Harlingen resident Benita Menendez said she’s concerned by the unknown contents of the train cars near her home.

“They’re parked for the entire weekend and every weekend, for at least the last month or so,” she said.

A CHANNEL FIVE NEWS crew went to the Harlingen neighborhood on Friday and saw the trains stationed in the area. But by Monday, they were nowhere in sight.

Some of the train cars had HazMat placards with code “1993” on them. According to the Electronic Code of Federal Regulations, the code means combustible chemicals can be carried inside.

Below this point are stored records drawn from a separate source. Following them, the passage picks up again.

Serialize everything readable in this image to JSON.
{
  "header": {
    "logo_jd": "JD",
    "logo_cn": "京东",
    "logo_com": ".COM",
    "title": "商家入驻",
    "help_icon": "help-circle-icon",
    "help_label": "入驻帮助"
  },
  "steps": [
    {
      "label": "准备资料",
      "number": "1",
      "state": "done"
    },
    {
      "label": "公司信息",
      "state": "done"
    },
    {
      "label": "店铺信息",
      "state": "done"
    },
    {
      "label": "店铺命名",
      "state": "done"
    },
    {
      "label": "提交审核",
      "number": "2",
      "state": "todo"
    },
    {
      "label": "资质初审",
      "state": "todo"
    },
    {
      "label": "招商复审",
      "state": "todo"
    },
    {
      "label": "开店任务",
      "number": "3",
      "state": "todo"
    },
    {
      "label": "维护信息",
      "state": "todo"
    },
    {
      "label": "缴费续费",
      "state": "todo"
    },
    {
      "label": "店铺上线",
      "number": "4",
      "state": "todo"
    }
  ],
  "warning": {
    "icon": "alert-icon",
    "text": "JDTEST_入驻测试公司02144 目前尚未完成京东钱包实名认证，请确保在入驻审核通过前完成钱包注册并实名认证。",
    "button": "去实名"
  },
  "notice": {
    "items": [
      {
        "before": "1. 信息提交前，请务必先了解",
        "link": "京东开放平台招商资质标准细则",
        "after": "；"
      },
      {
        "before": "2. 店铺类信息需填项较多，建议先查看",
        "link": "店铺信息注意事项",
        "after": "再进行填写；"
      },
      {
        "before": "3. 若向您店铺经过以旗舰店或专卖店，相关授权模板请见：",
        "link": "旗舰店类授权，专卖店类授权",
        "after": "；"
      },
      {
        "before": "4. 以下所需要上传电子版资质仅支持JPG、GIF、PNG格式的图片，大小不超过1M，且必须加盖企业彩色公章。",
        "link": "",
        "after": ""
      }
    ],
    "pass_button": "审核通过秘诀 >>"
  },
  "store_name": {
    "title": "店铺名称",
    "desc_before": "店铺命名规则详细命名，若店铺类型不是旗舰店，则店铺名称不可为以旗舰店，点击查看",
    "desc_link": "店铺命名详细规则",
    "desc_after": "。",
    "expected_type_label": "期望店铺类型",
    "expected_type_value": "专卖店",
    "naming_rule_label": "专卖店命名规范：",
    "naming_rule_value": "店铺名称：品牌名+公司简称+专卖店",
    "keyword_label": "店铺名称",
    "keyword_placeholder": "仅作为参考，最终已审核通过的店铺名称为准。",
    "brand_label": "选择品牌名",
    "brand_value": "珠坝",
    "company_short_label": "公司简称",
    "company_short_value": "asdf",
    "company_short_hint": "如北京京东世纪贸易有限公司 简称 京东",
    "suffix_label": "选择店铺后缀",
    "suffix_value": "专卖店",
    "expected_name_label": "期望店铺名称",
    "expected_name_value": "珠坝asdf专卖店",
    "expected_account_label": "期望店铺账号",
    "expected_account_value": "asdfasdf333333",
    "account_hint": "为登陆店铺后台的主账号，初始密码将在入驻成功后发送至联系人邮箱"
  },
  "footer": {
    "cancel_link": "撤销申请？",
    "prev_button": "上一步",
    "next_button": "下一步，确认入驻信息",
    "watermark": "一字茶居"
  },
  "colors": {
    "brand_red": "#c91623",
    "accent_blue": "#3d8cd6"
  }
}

“If this was combustible material, are these tanks full?” questioned Menendez. “Do we know? Has anyone been informed that they are going to park here for the whole duration of the weekend?”

Menendez added she’s concerned for her neighbors.

“There’s a lot of elderly people. There’s a lot of children involved that live here, and there’s even a school! Stuart place Elementary and I’m concerned,” she said.   

The Rio Valley Switching Company has managed the railroad in Harlingen, in addition to McAllen and Edinburg, since 1993.

RVSC sent us the following statement, which reads in part: .

“RVSC is currently using some of its tracks to store idle railcars. All of the storage cars currently on RVSC’s tracks are empty. Some of the railcars being stored have placards indicating that the prior load may have contained hazardous material. Regulations require that any car that last contained hazardous material must display a placard, even though the car is a residue empty.”

The Federal Railroad Administration regulates the operations of the Rio Valley Switching Company.

The company urged the public to contact the proper authorities if they see suspicious activities:

“RVSC encourages the public to contact the RVSC office or local law enforcement if anyone is observed trespassing on the railroad right of way or tampering with any railroad equipment. In short, if you see something, say something!”